An open API service indexing awesome lists of open source software.

https://github.com/databricks/spark-perf

Performance tests for Apache Spark
https://github.com/databricks/spark-perf

Last synced: 5 months ago
JSON representation

Performance tests for Apache Spark

Awesome Lists containing this project

README

          

# Spark Performance Tests

[![Build Status](https://travis-ci.org/databricks/spark-perf.svg?branch=master)](https://travis-ci.org/databricks/spark-perf)
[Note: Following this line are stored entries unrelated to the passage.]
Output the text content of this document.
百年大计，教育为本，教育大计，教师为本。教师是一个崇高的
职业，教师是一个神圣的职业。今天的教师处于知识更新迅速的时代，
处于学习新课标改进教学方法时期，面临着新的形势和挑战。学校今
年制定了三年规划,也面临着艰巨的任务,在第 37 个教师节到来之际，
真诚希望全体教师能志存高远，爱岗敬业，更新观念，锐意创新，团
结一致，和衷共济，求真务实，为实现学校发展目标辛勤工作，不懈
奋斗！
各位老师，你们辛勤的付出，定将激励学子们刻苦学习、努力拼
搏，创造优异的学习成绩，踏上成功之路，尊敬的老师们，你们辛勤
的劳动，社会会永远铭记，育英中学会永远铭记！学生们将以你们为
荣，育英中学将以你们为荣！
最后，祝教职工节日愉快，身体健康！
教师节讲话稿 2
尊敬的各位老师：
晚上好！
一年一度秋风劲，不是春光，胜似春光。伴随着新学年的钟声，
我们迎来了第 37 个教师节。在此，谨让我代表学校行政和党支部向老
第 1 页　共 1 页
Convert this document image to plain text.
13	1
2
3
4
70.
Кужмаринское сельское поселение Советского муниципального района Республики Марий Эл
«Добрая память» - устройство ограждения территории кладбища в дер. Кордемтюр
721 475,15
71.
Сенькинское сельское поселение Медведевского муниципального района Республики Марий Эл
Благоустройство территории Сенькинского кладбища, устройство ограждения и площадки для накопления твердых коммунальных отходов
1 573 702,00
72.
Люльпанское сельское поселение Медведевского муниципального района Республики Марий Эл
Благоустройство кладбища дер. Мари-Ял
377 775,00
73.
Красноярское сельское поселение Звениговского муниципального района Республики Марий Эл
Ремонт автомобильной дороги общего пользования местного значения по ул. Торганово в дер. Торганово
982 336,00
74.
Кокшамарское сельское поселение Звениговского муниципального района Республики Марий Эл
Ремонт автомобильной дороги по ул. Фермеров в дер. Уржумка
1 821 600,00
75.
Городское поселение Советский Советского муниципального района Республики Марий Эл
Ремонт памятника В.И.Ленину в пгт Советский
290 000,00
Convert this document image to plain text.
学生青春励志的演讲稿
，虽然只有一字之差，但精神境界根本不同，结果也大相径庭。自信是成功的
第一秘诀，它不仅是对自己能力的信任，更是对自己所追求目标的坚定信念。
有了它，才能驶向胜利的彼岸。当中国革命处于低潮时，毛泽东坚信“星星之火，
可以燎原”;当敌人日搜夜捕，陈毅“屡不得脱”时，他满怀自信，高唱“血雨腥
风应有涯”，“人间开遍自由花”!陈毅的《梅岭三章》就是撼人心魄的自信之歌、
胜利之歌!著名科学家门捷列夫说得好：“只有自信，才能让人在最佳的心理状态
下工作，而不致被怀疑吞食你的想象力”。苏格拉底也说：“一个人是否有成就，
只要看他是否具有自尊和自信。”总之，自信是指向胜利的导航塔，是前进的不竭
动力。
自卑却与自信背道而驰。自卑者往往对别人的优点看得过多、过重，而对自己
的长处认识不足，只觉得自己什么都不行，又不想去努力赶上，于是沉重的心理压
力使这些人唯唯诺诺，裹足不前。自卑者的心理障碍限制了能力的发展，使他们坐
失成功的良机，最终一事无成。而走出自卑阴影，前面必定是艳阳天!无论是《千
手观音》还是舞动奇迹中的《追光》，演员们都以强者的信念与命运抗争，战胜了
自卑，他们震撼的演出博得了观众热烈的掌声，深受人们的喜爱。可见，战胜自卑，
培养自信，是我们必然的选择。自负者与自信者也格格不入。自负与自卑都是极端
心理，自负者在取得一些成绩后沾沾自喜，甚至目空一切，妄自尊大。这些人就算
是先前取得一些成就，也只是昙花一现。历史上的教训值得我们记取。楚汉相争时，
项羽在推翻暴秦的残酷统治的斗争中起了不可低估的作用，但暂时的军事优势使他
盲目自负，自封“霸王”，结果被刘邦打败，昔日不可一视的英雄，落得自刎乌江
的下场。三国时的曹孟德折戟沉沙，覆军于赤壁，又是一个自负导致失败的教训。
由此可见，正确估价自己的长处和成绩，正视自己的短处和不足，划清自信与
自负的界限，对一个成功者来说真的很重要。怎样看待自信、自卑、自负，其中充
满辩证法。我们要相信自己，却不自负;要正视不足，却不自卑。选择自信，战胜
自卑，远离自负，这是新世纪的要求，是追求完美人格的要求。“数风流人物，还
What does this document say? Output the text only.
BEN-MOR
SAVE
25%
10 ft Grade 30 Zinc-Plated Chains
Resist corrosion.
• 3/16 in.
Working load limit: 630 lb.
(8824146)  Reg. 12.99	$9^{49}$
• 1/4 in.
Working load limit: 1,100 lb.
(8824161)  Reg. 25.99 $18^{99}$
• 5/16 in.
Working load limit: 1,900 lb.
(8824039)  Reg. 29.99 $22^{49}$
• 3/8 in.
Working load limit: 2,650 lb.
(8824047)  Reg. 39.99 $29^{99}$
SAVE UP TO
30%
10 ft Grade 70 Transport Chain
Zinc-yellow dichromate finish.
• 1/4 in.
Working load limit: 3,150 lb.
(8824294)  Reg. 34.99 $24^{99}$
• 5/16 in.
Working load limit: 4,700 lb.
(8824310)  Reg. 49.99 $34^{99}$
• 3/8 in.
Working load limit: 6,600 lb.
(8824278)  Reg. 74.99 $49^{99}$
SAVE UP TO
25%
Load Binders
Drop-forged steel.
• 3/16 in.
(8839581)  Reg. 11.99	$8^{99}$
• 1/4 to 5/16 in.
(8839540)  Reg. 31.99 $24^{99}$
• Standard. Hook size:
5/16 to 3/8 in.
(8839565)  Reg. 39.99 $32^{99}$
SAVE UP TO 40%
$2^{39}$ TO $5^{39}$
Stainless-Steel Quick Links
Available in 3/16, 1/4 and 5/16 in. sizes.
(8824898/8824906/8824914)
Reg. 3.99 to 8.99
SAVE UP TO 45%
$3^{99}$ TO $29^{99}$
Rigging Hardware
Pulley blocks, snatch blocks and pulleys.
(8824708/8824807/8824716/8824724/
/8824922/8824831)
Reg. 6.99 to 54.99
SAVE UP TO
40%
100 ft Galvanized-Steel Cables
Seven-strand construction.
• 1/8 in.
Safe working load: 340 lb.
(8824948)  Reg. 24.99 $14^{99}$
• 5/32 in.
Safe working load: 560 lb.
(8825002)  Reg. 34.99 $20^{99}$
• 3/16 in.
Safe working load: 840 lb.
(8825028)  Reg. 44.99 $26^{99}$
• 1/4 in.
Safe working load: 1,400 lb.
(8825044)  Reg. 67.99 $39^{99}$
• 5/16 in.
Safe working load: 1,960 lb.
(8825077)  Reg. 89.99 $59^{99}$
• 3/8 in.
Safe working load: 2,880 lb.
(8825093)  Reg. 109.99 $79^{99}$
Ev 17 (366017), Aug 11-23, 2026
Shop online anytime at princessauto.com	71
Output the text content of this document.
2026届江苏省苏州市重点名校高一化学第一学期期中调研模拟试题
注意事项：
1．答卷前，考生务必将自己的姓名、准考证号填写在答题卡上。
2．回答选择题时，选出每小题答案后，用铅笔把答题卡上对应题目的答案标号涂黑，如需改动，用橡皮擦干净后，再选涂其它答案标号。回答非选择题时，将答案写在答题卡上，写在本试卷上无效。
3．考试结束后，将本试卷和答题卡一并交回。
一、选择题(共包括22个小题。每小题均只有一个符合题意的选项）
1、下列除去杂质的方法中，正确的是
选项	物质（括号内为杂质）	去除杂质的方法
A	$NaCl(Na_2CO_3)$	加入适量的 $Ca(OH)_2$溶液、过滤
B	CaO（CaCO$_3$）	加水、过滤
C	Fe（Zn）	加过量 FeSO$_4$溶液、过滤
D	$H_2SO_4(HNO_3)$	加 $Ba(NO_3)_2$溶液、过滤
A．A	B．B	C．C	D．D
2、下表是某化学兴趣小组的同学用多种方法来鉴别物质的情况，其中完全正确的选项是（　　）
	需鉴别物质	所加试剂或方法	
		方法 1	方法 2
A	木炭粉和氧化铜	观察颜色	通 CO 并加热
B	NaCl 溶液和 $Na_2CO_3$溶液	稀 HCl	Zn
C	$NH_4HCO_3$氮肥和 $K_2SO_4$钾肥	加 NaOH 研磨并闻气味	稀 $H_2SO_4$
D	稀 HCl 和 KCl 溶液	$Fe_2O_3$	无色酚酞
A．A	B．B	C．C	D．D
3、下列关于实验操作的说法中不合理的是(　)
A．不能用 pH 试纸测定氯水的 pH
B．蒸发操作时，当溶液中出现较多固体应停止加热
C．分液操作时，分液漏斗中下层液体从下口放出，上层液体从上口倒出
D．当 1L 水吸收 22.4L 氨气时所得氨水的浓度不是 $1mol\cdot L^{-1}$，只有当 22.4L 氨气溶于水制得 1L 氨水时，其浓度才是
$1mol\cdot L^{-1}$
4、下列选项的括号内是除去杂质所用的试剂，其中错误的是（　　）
This is a performance testing framework for [Apache Spark](http://spark.apache.org) 1.0+.

## Features

- Suites of performance tests for Spark, PySpark, Spark Streaming, and MLlib.
- Parameterized test configurations:
- Sweeps sets of parameters to test against multiple Spark and test configurations.
- Automatically downloads and builds Spark:
- Maintains a cache of successful builds to enable rapid testing against multiple Spark versions.
- [...]

For questions, bug reports, or feature requests, please [open an issue on GitHub](https://github.com/databricks/spark-perf/issues).

## Coverage

- Spark Core RDD
- list coming soon
- SQL and DataFrames
- coming soon
- Machine Learning
- glm-regression: Generalized Linear Regression Model
- glm-classification: Generalized Linear Classification Model
- naive-bayes: Naive Bayes
- naive-bayes-bernoulli: Bernoulli Naive Bayes
- decision-tree: Decision Tree
- als: Alternating Least Squares
- kmeans: K-Means clustering
- gmm: Gaussian Mixture Model
- svd: Singular Value Decomposition
- pca: Principal Component Analysis
- summary-statistics: Summary Statistics (min, max, ...)
- block-matrix-mult: Matrix Multiplication
- pearson: Pearson's Correlation
- spearman: Spearman's Correlation
- chi-sq-feature/gof/mat: Chi-square Tests
- word2vec: Word2Vec distributed presentation of words
- fp-growth: FP-growth frequent item sets
- python-glm-classification: Generalized Linear Classification Model
- python-glm-regression: Generalized Linear Regression Model
- python-naive-bayes: Naive Bayes
- python-als: Alternating Least Squares
- python-kmeans: K-Means clustering
- python-pearson: Pearson's Correlation
- python-spearman: Spearman's Correlation

## Dependencies

The `spark-perf` scripts require Python 2.7+. If you're using an earlier version of Python, you may need to install the `argparse` library using `easy_install argparse`.

Support for automatically building Spark requires Maven. On `spark-ec2` clusters, this can be installed using the `./bin/spark-ec2/install-maven` script from this project.

## Configuration

To configure `spark-perf`, copy `config/config.py.template` to `config/config.py` and edit that file. See `config.py.template` for detailed configuration instructions. After editing `config.py`, execute `./bin/run` to run performance tests. You can pass the `--config` option to use a custom configuration file.

The following sections describe some additional settings to change for certain test environments:

### Running locally

1. Set up local SSH server/keys such that `ssh localhost` works on your machine without a password.
2. Set config.py options that are friendly for local execution:

```
SPARK_HOME_DIR = /path/to/your/spark
SPARK_CLUSTER_URL = "spark://%s:7077" % socket.gethostname()
SCALE_FACTOR = .05
SPARK_DRIVER_MEMORY = 512m
spark.executor.memory = 2g
```
3. Uncomment at least one `SPARK_TESTS` entry.

### Running on an existing Spark cluster
1. SSH into the machine hosting the standalone master
2. Set config.py options:

```
SPARK_HOME_DIR = /path/to/your/spark/install
SPARK_CLUSTER_URL = "spark://:7077"
SCALE_FACTOR =
SPARK_DRIVER_MEMORY =
spark.executor.memory =
```
3. Uncomment at least one `SPARK_TESTS` entry.

### Running on a spark-ec2 cluster with a custom Spark version
1. Launch an EC2 cluster with [Spark's EC2 scripts](https://spark.apache.org/docs/latest/ec2-scripts.html).
2. Set config.py options:

```
USE_CLUSTER_SPARK = False
SPARK_COMMIT_ID =
SCALE_FACTOR =
SPARK_DRIVER_MEMORY =
spark.executor.memory =
```
3. Uncomment at least one `SPARK_TESTS` entry.

## License

This project is licensed under the Apache 2.0 License. See LICENSE for full license text.